Woah, really?  They've found life somewhere else?  The last I heard, 
they'd *thought* they'd found life, but it turned out that their 
samples were contaminated.

> {Laura}
>  (who thinks her generation is doing pretty okay in the grand scheme of
> things, thankyouverymuch.)
>
> {Silverthorne}
> Yes, you are, as a whole, doing well...for the most part...but you're 
> stull
> missing a lot of things that should have never been forgotten or 
> shoved to
> the wayside, including the ability to debate something like this 
> discussion
> without getting pissed off about it and taking it personally...^^

Oh, no.  That's just me, honest.

Actually, despite the fact that I use it quite often myself, I think 
the argument that people in debates shouldn't "take things personally" 
is really kind of ridiculous and pretty much always a cop-out.  I mean, 
under what circumstances does it usually get used?  When one party says 
something that is implicitly insulting to another, and then that other 
party gets insulted.  Well, (to use an outdated expression from another 
maligned generation) DUH.  But then the first party can come back with 
the ever popular "don't take it personally", which is sort of insulting 
in and of itself, as it implies a lack of emotional control on the 
second party's part.  Thus, the second party feels compelled to 
retaliate, and then . . .

You see where I'm going with this, yes?  One big ridiculous chain 
reaction.  For instance, my first reaction to your comment was to 
insult you right back.  In fact, I probably would have, except I'm 
terribly at toeing the line between *openly* insulting and implicitly 
snide, and therefore I would have got Howlered for my troubles.
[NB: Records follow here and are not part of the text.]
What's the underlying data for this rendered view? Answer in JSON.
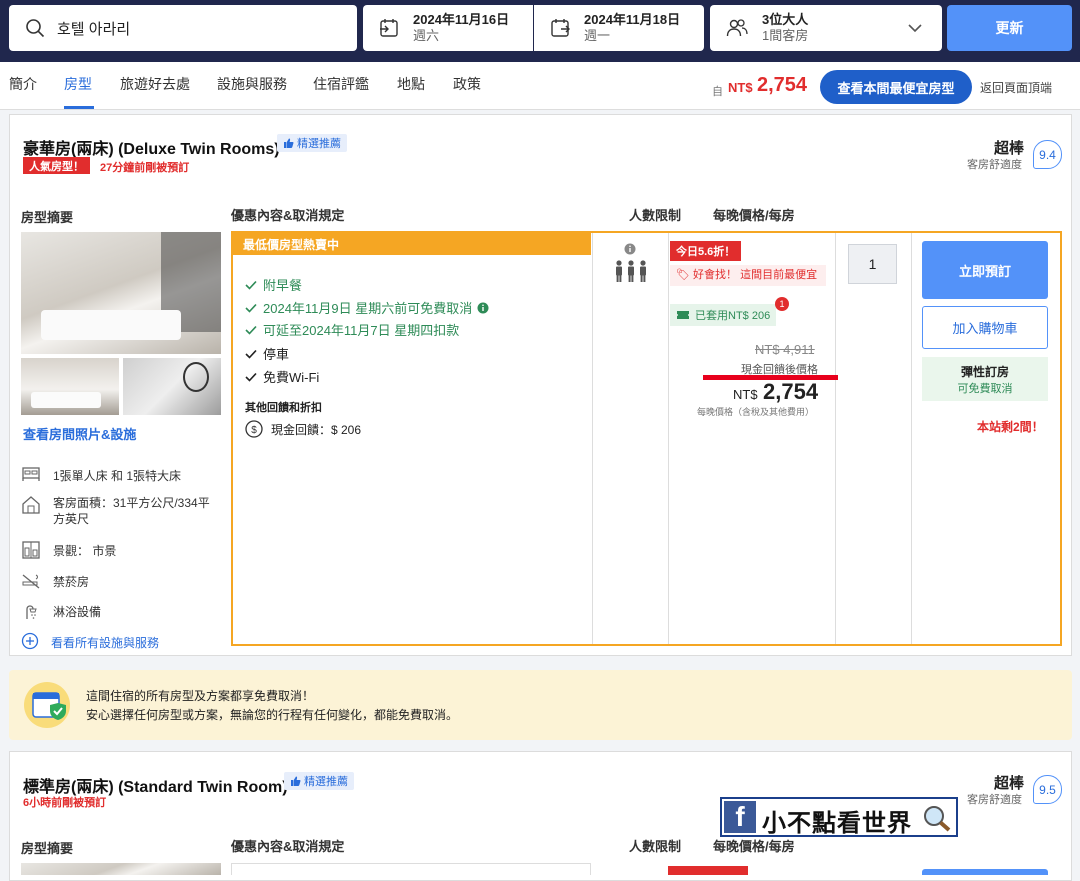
{
  "search": {
    "query": "호텔 아라리",
    "checkin_date": "2024年11月16日",
    "checkin_day": "週六",
    "checkout_date": "2024年11月18日",
    "checkout_day": "週一",
    "guests": "3位大人",
    "rooms": "1間客房",
    "update_label": "更新"
  },
  "nav": {
    "tabs": [
      "簡介",
      "房型",
      "旅遊好去處",
      "設施與服務",
      "住宿評鑑",
      "地點",
      "政策"
    ],
    "active_tab": "房型",
    "price_label": "自",
    "price_currency": "NT$",
    "price": "2,754",
    "cheapest_button": "查看本間最便宜房型",
    "back_to_top": "返回頁面頂端"
  },
  "room1": {
    "title": "豪華房(兩床) (Deluxe Twin Rooms)",
    "recommend_badge": "精選推薦",
    "popular_badge": "人氣房型！",
    "booked_recently": "27分鐘前剛被預訂",
    "score_word": "超棒",
    "score_sub": "客房舒適度",
    "score": "9.4",
    "summary_header": "房型摘要",
    "offers_header": "優惠內容&取消規定",
    "occupancy_header": "人數限制",
    "price_header": "每晚價格/每房",
    "view_photos": "查看房間照片&設施",
    "amenities": [
      "1張單人床 和 1張特大床",
      "客房面積：31平方公尺/334平方英尺",
      "景觀： 市景",
      "禁菸房",
      "淋浴設備"
    ],
    "see_all": "看看所有設施與服務",
    "deal_head": "最低價房型熱賣中",
    "green_features": [
      "附早餐",
      "2024年11月9日 星期六前可免費取消",
      "可延至2024年11月7日 星期四扣款"
    ],
    "black_features": [
      "停車",
      "免費Wi-Fi"
    ],
    "rewards_title": "其他回饋和折扣",
    "cashback": "現金回饋：$ 206",
    "discount_tag": "今日5.6折！",
    "good_find": "好會找！ 這間目前最便宜",
    "coupon": "已套用NT$ 206",
    "coupon_count": "1",
    "original_price": "NT$ 4,911",
    "after_cashback": "現金回饋後價格",
    "final_currency": "NT$",
    "final_price": "2,754",
    "price_note": "每晚價格（含稅及其他費用）",
    "quantity": "1",
    "book_now": "立即預訂",
    "add_cart": "加入購物車",
    "flexible_title": "彈性訂房",
    "flexible_sub": "可免費取消",
    "rooms_left": "本站剩2間！"
  },
  "banner": {
    "line1": "這間住宿的所有房型及方案都享免費取消！",
    "line2": "安心選擇任何房型或方案，無論您的行程有任何變化，都能免費取消。"
  },
  "room2": {
    "title": "標準房(兩床) (Standard Twin Room)",
    "recommend_badge": "精選推薦",
    "booked_recently": "6小時前剛被預訂",
    "score_word": "超棒",
    "score_sub": "客房舒適度",
    "score": "9.5",
    "summary_header": "房型摘要",
    "offers_header": "優惠內容&取消規定",
    "occupancy_header": "人數限制",
    "price_header": "每晚價格/每房"
  },
  "watermark": {
    "text": "小不點看世界"
  },
  "colors": {
    "header_bg": "#20274d",
    "accent_blue": "#5392f9",
    "deal_orange": "#f5a623",
    "price_red": "#e12d2d",
    "green": "#2e8b57"
  }
}
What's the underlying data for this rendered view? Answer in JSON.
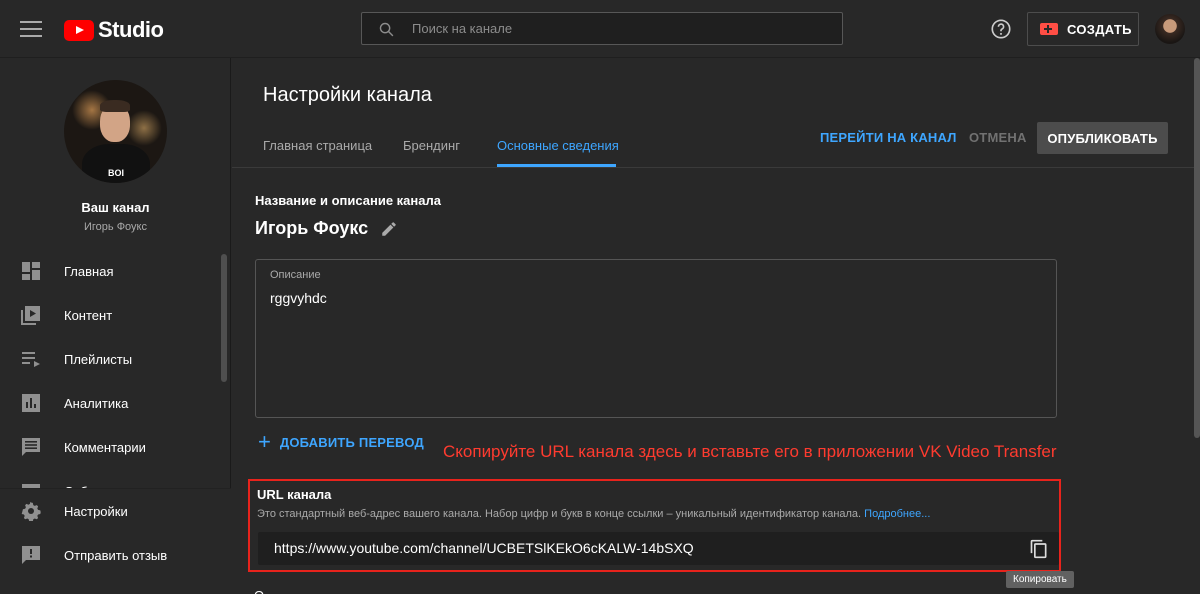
{
  "header": {
    "logo_text": "Studio",
    "search_placeholder": "Поиск на канале",
    "create_label": "СОЗДАТЬ"
  },
  "sidebar": {
    "avatar_shirt_text": "BOI",
    "channel_label": "Ваш канал",
    "channel_name": "Игорь Фоукс",
    "items": [
      {
        "label": "Главная",
        "icon": "dashboard-icon"
      },
      {
        "label": "Контент",
        "icon": "content-icon"
      },
      {
        "label": "Плейлисты",
        "icon": "playlists-icon"
      },
      {
        "label": "Аналитика",
        "icon": "analytics-icon"
      },
      {
        "label": "Комментарии",
        "icon": "comments-icon"
      },
      {
        "label": "Субтитры",
        "icon": "subtitles-icon"
      }
    ],
    "bottom_items": [
      {
        "label": "Настройки",
        "icon": "settings-icon"
      },
      {
        "label": "Отправить отзыв",
        "icon": "feedback-icon"
      }
    ]
  },
  "main": {
    "title": "Настройки канала",
    "tabs": [
      {
        "label": "Главная страница"
      },
      {
        "label": "Брендинг"
      },
      {
        "label": "Основные сведения",
        "active": true
      }
    ],
    "actions": {
      "goto_channel": "ПЕРЕЙТИ НА КАНАЛ",
      "cancel": "ОТМЕНА",
      "publish": "ОПУБЛИКОВАТЬ"
    },
    "section_title": "Название и описание канала",
    "channel_name": "Игорь Фоукс",
    "description": {
      "label": "Описание",
      "value": "rggvyhdc"
    },
    "add_translation": "ДОБАВИТЬ ПЕРЕВОД",
    "annotation": "Скопируйте URL канала здесь и вставьте его в приложении VK Video Transfer",
    "url_section": {
      "title": "URL канала",
      "description": "Это стандартный веб-адрес вашего канала. Набор цифр и букв в конце ссылки – уникальный идентификатор канала.",
      "more_link": "Подробнее...",
      "url": "https://www.youtube.com/channel/UCBETSlKEkO6cKALW-14bSXQ",
      "copy_tooltip": "Копировать"
    },
    "next_section_letter": "О"
  },
  "colors": {
    "background": "#282828",
    "accent_blue": "#3ea6ff",
    "brand_red": "#ff0000",
    "annotation_red": "#e8231c"
  }
}
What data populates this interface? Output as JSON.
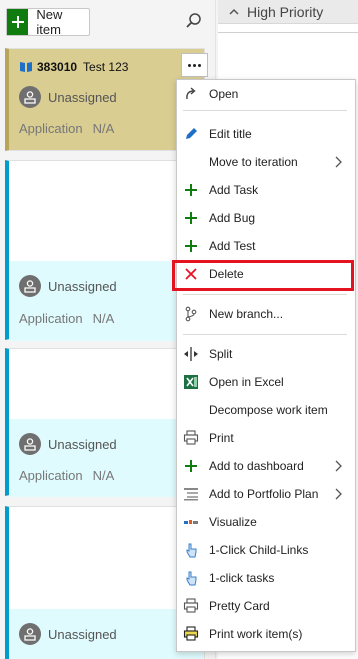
{
  "toolbar": {
    "new_item_label": "New item"
  },
  "right_column": {
    "header": "High Priority"
  },
  "cards": [
    {
      "id": "383010",
      "title": "Test 123",
      "assignee": "Unassigned",
      "field_name": "Application",
      "field_value": "N/A"
    },
    {
      "assignee": "Unassigned",
      "field_name": "Application",
      "field_value": "N/A"
    },
    {
      "assignee": "Unassigned",
      "field_name": "Application",
      "field_value": "N/A"
    },
    {
      "assignee": "Unassigned"
    }
  ],
  "menu": {
    "items": [
      {
        "label": "Open",
        "icon": "open-arrow-icon"
      },
      {
        "label": "Edit title",
        "icon": "pencil-icon"
      },
      {
        "label": "Move to iteration",
        "icon": "",
        "submenu": true
      },
      {
        "label": "Add Task",
        "icon": "plus-icon"
      },
      {
        "label": "Add Bug",
        "icon": "plus-icon"
      },
      {
        "label": "Add Test",
        "icon": "plus-icon"
      },
      {
        "label": "Delete",
        "icon": "x-icon"
      },
      {
        "label": "New branch...",
        "icon": "branch-icon"
      },
      {
        "label": "Split",
        "icon": "split-icon"
      },
      {
        "label": "Open in Excel",
        "icon": "excel-icon"
      },
      {
        "label": "Decompose work item",
        "icon": ""
      },
      {
        "label": "Print",
        "icon": "printer-icon"
      },
      {
        "label": "Add to dashboard",
        "icon": "plus-icon",
        "submenu": true
      },
      {
        "label": "Add to Portfolio Plan",
        "icon": "list-icon",
        "submenu": true
      },
      {
        "label": "Visualize",
        "icon": "visualize-icon"
      },
      {
        "label": "1-Click Child-Links",
        "icon": "pointer-hand-icon"
      },
      {
        "label": "1-click tasks",
        "icon": "pointer-hand-icon"
      },
      {
        "label": "Pretty Card",
        "icon": "printer-icon"
      },
      {
        "label": "Print work item(s)",
        "icon": "printer-color-icon"
      }
    ]
  },
  "colors": {
    "accent_green": "#107c10",
    "feature_card": "#d9cd92",
    "pbi_stripe": "#009ccc",
    "pbi_band": "#dffbfd",
    "delete_red": "#e81123",
    "highlight_box": "#e5131f"
  }
}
Who says young people have no sense of consequences? ^_~

As it is, I trust that you were being facetious when you drew a 
connection between my generation and my tendency to get excited in an 
argument.  As I understand it, vehemency is sort of a trait that *most* 
young people share -- and we were all young once, weren't we?  Of 
course, on the other side of the spectrum, my generation has got plenty 
of people telling us we're too apathetic.  Can't win for losing, can we?